2019'da kabul edilen Vatandaşlık Değişiklik Yasası Müslümanlara yönelik ayırımcılığı yasal hale getirdi. Yasa, ülke çapında protestoları tetikledi. Birçok yerde Müslüman ibadethaneleri hedef alındı ve kamusal alanda Müslüman kimliğine yönelik baskılar arttı. Müslümanların doğduğu ülkede yabancılaşma duygusunu yükseltti.
ABD Uluslararası Din Özgürlüğü Komisyonu, ABD hükümetinin 2025 raporunda, din özgürlüklerinin sistematik olarak ihlal edildiğini belirterek Hindistan'ı "Özel Endişe Duyulan Ülke" olarak belirlemesini önerdi.
Başbakan Narendra Modi Hükümetinin yol verdiği, sosyal medyanın körüklediği İslam düşmanlığının etkisiyle kendisini ikinci sınıf vatandaş hisseden Hindistanlı Müslümanlar giderek artan sayılarda ülkeyi terk etmeye başladı.
Pew Araştırma Merkezi'nin analizine göre Hindistan, Suriye'den sonra küresel olarak Müslüman göçmenlerin ikinci büyük kaynağı haline geldi.
PEW Raporunda dünyadaki Müslüman göçmenler
2020 yılı verilerine göre, dünyadaki 281 milyon civarındaki uluslararası göçmen nüfusun yaklaşık 80 milyonunu göçmen Müslümanlar oluşturmaktadır ve doğdukları ülke dışında yaşayan tüm insanların %29'unu temsil etmektedir.
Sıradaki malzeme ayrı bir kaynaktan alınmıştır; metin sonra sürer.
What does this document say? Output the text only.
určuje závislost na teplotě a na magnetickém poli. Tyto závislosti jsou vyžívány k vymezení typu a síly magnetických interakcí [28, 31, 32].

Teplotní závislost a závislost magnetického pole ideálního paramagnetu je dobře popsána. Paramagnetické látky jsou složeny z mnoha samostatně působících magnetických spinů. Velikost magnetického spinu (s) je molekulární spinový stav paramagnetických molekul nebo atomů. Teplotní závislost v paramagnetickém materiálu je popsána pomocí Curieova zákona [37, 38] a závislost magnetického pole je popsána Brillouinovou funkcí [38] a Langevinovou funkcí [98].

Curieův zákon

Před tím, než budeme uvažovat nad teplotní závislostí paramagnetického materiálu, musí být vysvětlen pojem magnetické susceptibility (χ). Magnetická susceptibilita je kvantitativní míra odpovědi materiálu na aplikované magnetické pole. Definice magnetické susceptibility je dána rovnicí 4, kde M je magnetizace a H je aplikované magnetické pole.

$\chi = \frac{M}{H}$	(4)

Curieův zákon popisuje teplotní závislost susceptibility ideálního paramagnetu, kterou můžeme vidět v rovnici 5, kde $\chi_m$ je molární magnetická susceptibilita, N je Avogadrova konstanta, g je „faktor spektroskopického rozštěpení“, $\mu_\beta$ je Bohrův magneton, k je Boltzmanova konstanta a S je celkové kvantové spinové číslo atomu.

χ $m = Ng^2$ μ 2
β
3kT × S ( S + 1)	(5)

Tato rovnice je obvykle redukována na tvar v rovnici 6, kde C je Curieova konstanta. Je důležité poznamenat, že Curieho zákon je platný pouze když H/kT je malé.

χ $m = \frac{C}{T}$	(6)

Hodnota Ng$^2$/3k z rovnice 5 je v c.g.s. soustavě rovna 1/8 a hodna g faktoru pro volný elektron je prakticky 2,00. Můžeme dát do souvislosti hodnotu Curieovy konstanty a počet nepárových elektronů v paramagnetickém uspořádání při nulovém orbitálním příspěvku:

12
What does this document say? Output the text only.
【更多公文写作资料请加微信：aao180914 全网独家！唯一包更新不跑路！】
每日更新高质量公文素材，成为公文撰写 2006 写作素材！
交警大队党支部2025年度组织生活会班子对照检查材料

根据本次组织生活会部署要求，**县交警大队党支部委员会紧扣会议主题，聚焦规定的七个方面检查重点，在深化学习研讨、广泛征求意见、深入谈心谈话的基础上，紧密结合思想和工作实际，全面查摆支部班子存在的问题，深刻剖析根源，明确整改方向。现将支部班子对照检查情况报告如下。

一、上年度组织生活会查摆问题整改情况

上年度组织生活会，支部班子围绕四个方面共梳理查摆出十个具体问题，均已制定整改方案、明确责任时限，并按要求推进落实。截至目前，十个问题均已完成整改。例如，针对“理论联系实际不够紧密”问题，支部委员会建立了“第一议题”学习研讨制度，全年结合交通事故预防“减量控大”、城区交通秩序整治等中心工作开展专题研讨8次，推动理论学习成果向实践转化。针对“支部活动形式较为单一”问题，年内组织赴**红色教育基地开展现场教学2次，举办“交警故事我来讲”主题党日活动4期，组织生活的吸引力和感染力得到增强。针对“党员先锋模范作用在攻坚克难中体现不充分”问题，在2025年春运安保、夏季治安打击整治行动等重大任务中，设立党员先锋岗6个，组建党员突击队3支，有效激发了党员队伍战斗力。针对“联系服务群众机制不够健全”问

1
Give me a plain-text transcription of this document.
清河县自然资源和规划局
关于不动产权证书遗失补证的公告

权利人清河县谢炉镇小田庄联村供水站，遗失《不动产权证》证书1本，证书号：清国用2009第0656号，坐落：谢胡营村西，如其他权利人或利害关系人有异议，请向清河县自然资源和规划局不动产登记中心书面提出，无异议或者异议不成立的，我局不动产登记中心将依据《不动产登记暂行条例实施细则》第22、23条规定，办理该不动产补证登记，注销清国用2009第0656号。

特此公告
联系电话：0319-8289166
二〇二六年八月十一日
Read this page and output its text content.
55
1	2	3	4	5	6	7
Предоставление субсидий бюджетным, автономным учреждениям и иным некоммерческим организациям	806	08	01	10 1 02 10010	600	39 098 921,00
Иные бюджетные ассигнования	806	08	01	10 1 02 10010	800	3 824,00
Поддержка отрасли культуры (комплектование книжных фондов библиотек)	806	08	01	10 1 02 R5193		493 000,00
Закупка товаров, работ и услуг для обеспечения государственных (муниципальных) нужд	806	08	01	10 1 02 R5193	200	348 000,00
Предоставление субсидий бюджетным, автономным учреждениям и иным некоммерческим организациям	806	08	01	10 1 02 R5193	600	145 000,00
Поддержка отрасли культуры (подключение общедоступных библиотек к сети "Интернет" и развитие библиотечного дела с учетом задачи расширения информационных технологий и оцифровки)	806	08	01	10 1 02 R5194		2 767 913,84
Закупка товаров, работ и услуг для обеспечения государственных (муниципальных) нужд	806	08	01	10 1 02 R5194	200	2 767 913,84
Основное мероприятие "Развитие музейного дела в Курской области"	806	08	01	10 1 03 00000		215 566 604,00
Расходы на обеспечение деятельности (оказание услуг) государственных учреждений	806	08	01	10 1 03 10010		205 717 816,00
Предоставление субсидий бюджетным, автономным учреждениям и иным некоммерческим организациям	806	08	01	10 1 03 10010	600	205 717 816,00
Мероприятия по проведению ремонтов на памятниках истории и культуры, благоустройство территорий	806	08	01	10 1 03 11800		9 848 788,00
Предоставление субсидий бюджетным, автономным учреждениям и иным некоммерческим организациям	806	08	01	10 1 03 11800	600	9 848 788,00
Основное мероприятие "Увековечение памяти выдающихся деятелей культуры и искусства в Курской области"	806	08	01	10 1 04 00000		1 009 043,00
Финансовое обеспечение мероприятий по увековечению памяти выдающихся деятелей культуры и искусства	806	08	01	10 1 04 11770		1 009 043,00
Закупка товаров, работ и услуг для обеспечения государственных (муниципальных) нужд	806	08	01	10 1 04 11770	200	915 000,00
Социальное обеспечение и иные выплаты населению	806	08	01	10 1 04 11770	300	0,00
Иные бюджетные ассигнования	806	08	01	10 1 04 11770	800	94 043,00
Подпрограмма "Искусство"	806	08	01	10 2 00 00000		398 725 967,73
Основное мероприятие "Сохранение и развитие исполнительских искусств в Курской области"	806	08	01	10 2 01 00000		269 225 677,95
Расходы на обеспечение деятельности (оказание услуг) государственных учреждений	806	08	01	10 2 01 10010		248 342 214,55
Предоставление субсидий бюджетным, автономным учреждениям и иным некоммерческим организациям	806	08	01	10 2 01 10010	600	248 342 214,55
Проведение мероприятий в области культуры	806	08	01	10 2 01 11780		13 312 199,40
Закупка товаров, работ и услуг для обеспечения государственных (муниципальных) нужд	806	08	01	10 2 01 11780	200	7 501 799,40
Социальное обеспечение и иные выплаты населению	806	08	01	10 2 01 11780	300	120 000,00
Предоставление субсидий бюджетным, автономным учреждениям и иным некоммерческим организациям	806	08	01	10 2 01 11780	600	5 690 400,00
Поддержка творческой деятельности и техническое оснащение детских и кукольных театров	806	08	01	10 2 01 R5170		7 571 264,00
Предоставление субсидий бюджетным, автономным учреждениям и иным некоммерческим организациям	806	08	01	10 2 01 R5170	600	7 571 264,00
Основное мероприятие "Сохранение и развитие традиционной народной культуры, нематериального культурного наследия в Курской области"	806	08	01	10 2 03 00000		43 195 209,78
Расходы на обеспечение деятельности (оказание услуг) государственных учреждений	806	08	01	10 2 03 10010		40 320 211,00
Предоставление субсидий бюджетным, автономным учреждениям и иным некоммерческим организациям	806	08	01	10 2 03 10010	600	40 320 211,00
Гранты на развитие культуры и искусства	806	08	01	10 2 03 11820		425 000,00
Müslüman göçmen nüfusu 1990'da 40 milyondan 2020'de 80 milyona (%102 artış) yükselmiştir.
Hindistan, Müslüman göçmenler 6 milyonluk nüfusla en yaygın ikinci menşe ülkedir. Hintli Müslümanların Hindu çoğunluğundaki insanlardan çok daha fazla göç ettiği görülmektedir. Hindistan'ın nüfusunun sadece %15'i Müslüman olmasına rağmen, Hindistan doğumlu tüm göçmenlerin tahminen %33'ü Müslümandır. Müslüman Hindistanlıların Hindu inançlılardan 2 kat daha fazla oranda göç etmesi yaşadıkları baskı ve dışlanmışlık sebebiyledir.
Hindistan'dan gelen Müslüman göçmenlerin çoğu, BAE (1,8 milyon), Suudi Arabistan (1,3 milyon) ve Umman (720.000) dahil olmak üzere iş fırsatlarına sahip Müslüman çoğunluklu ülkelerde yaşıyorlar.